The shape of the root system matters because certain soil resources, like nitrogen, phosphorus and water, are all different in soil depth, concentrations and forms ranging from stationary to highly mobile. Depending on how far down or how wide the roots reach, along with other root variations, the plant will be more successful in exploiting and absorbing certain nutrients over others.

“Over the years, we found out that plants have several architectures in a population and each of these root architectures has a specific function — they are actually specialists in the uptake of certain nutrients,” Bucksch said. “Now, we are working to decipher if we can use the specialization to mitigate the effects of stresses like drought, for example.”

New data Bucksch presented at this year’s Desert Ag Research Symposium showed that root systems specialized in the uptake of one soil resource could share their resources with plants that are not as successful in a given environment. Bucksch said that if they can develop the tools to harness these plant interactions, agriculture professionals can use them to produce higher yields.

A technology-driven approach

The system of classifying root architectures starts with digitally scanning their research subjects to further examine shapes and their biological significance. While this process is usually done by bringing root structures to larger industrial scanners, Bucksch’s lab is developing a new, smaller scanner that will be portable.

“The new scanner, developed by our post-doc Suxing Liu, dramatically shortens our scanning times so we are able to collect much more data,” said Will LaVoy, a School of Plant Sciences doctoral student and member of Bucksch’s lab studying 3D interactions between roots. “Moving forward, this will also allow us to scan roots in the field, avoiding any of the damage and complications that come with storing roots for analysis in the lab.”

Undergraduate student Ruben Pena works on a plant root imaging device in Alexander Bucksch's lab at UArizona

Biosystems engineering undergraduate student Ruben Pena maintains technology in Alexander Bucksch's lab, such as the new root imaging device developed by Suxing Liu.

To accomplish complicated feats such as analyzing a multitude of data points and developing new pieces of technology, Bucksch spent his first year at UArizona bringing together a lab group with skill sets reaching beyond plant science.

One of these lab members is Ruben Pena, a sophomore majoring in biosystems engineering who is one of the engineers in the group and oversees the maintenance of technology the lab uses, such as the new 3D scanner.

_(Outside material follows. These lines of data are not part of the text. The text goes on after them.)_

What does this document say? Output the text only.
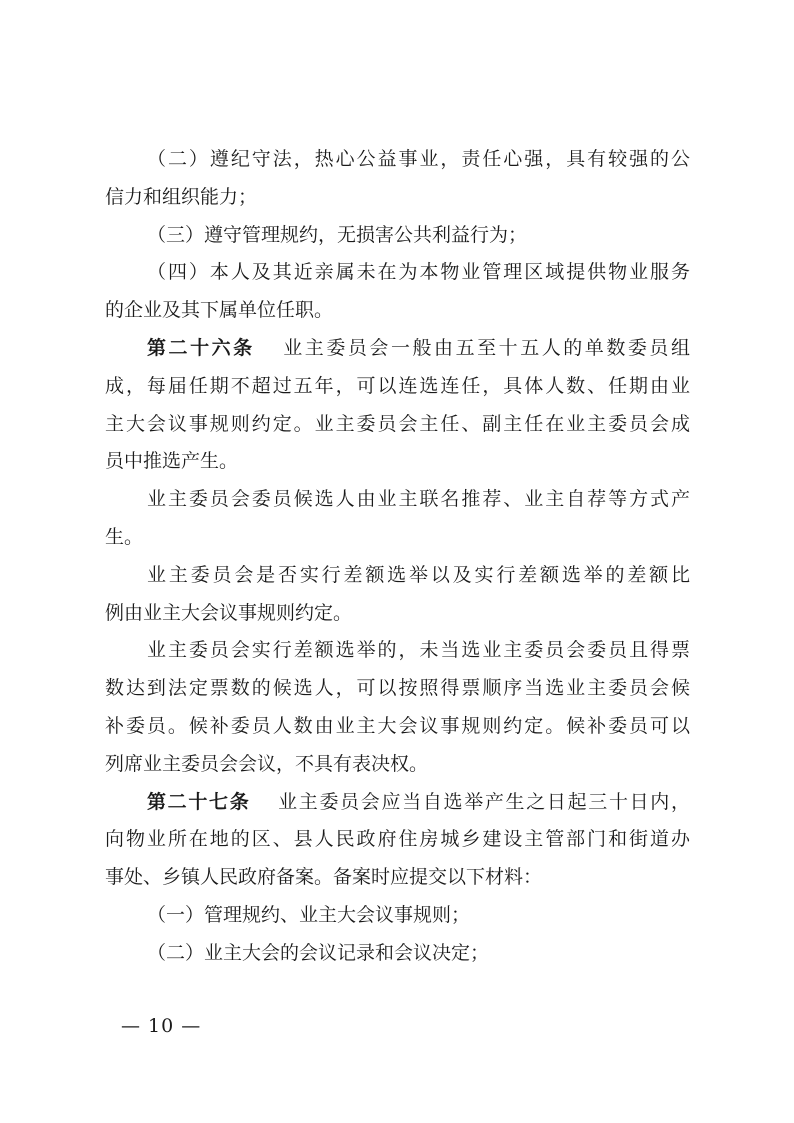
（二）遵纪守法，热心公益事业，责任心强，具有较强的公
信力和组织能力；
（三）遵守管理规约，无损害公共利益行为；
（四）本人及其近亲属未在为本物业管理区域提供物业服务
的企业及其下属单位任职。
第二十六条 业主委员会一般由五至十五人的单数委员组
成，每届任期不超过五年，可以连选连任，具体人数、任期由业
主大会议事规则约定。业主委员会主任、副主任在业主委员会成
员中推选产生。
业主委员会委员候选人由业主联名推荐、业主自荐等方式产
生。
业主委员会是否实行差额选举以及实行差额选举的差额比
例由业主大会议事规则约定。
业主委员会实行差额选举的，未当选业主委员会委员且得票
数达到法定票数的候选人，可以按照得票顺序当选业主委员会候
补委员。候补委员人数由业主大会议事规则约定。候补委员可以
列席业主委员会会议，不具有表决权。
第二十七条 业主委员会应当自选举产生之日起三十日内，
向物业所在地的区、县人民政府住房城乡建设主管部门和街道办
事处、乡镇人民政府备案。备案时应提交以下材料：
（一）管理规约、业主大会议事规则；
（二）业主大会的会议记录和会议决定；
— 10 —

“I’ve always been interested in agriculture and working with biosystems to efficiently grow plants,” Ruben said. “This lab has a lot of people with their own different projects, but we come together to focus on one goal and that is really progressing the lab.”

The future of growing

Bucksch and his group of researchers are continuously developing new research projects and tools to investigate roots on scales from entire root systems down to microscopic details called root hairs. These new tools allow for observations that provide plant breeders with the input needed to develop crop varieties that succeed in harsh environments. However, Bucksch envisions applications beyond agriculture as well.

“We are now at a stage we want to scale our research, not just in the number and type of plants, but the areas of research, too,” Bucksch said. “We want to explore if we can use our research to enhance ecosystem services of plants that capture CO2 from the air or cool the environment and generally help preserve life in the face of adverse climate change effects.”